Code learned in this chapter

Command Detail
gsheet2tbl() Download a table
colnames() Retrieve or set the row or column names
head() Returns the first rows
tail() Returns the last rows
dim() Retrieve or set the dimension of an object
arrange() Sort rows in ascending order
desc() Sort rows in descending order

Getting your hands dirty

It’s time to practice! This exercise begins in Chapter 6 and continues through Chapter 9. This exercise is therefore divided into 4 parts. For this exercise, you’ll work with a csv file available on Github in the chapter6 folder.

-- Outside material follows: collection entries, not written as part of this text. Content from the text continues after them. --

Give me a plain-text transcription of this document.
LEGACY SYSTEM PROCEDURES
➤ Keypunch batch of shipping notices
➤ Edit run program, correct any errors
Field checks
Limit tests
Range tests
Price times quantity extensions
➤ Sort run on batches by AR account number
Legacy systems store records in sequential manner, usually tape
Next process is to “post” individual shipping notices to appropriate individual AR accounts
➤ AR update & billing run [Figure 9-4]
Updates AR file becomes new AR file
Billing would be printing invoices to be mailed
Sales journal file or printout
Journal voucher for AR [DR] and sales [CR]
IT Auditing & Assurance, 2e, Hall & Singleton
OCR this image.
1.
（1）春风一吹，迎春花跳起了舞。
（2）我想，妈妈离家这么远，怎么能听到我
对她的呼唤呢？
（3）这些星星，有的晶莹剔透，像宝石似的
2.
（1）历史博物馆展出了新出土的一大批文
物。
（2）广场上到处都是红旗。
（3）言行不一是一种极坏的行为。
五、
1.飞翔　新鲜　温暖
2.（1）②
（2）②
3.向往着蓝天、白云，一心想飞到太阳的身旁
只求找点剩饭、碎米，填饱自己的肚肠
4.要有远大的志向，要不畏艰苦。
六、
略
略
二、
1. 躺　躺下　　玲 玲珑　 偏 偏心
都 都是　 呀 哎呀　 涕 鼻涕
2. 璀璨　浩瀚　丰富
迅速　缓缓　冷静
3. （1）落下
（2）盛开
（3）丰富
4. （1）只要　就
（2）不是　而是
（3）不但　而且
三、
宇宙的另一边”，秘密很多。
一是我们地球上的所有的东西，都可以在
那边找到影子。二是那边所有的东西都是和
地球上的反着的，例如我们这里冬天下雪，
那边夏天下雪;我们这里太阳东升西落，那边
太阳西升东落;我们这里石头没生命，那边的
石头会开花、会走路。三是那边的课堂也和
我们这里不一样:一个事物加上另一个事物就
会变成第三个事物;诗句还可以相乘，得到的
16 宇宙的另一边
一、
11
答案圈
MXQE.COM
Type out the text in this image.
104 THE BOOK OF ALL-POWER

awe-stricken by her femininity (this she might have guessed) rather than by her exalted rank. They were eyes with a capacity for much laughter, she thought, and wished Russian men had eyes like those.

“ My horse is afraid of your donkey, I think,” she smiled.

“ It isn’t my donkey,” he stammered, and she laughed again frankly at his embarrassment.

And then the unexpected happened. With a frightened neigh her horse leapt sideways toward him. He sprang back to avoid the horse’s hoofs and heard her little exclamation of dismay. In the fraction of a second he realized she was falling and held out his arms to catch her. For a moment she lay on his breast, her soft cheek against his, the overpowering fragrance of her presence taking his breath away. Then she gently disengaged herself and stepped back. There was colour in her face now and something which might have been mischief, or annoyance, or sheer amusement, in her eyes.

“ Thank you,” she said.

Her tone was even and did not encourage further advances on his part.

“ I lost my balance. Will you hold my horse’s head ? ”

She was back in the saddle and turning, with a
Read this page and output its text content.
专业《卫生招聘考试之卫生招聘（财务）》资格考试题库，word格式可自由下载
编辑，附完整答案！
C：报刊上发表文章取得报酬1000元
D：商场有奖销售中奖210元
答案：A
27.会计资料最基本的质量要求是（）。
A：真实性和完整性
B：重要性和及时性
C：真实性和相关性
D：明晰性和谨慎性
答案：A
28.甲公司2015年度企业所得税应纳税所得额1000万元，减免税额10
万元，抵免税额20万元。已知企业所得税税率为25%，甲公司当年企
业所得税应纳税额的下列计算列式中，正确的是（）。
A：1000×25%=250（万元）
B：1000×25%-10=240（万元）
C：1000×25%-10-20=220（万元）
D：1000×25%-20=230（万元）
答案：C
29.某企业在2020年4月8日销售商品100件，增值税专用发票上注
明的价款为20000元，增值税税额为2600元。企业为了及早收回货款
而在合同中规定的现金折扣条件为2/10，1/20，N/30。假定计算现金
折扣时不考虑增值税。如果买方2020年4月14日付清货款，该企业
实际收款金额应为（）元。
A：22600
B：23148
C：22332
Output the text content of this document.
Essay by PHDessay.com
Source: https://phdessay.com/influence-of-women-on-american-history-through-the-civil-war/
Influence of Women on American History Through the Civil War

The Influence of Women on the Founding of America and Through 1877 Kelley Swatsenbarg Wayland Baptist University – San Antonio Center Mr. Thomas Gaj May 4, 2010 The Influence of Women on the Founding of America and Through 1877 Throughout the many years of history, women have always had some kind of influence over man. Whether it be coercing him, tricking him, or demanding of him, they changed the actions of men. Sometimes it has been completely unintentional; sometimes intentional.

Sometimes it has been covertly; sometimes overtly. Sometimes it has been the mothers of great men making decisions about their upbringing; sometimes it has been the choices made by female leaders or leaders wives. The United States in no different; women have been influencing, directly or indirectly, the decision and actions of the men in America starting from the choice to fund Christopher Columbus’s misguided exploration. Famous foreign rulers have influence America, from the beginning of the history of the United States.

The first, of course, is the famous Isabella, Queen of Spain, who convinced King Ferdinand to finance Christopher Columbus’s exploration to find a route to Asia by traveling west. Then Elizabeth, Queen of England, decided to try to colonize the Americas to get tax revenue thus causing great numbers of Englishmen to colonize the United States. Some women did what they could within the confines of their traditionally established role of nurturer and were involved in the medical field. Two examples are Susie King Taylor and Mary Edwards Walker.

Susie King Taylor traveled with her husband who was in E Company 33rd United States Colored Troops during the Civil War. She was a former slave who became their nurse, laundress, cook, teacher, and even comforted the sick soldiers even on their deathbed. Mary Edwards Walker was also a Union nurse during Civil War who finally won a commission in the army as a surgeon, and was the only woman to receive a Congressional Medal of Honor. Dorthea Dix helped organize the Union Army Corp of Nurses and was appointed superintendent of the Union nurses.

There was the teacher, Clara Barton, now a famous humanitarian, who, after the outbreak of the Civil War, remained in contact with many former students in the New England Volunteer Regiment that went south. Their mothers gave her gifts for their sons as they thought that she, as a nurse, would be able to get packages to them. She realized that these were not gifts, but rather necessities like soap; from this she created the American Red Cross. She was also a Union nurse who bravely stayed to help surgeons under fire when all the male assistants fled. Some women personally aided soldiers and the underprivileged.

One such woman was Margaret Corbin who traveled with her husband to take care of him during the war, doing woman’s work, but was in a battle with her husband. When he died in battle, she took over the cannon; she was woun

Before starting the second part of this exercise, remember the first part:

  • Step 1 : Import via a csv

Import the csv file called chapter6data.csv.

library(readr)
gdp <- 
  • Step 2 : Import via a gsheet

Import a dataset containing longitude and latitude from this gsheet: https://docs.google.com/spreadsheets/d/1nehKEBKTQx11LZuo5ZJFKTVS0p5y1ysMPSOSX_m8dS8/edit?usp=sharing

library(gsheet)
locations <- 

Now, let’s begin with the second part of this exercise:

  • Step 3 : Delete the column

Delete the column X1.

  • Step 4 : Filter the data

Filter the data to only keep the following countries: “United States”, “Canada”, “Japan”, “Belgium” and “France”.

library(dplyr)
gdp2 <-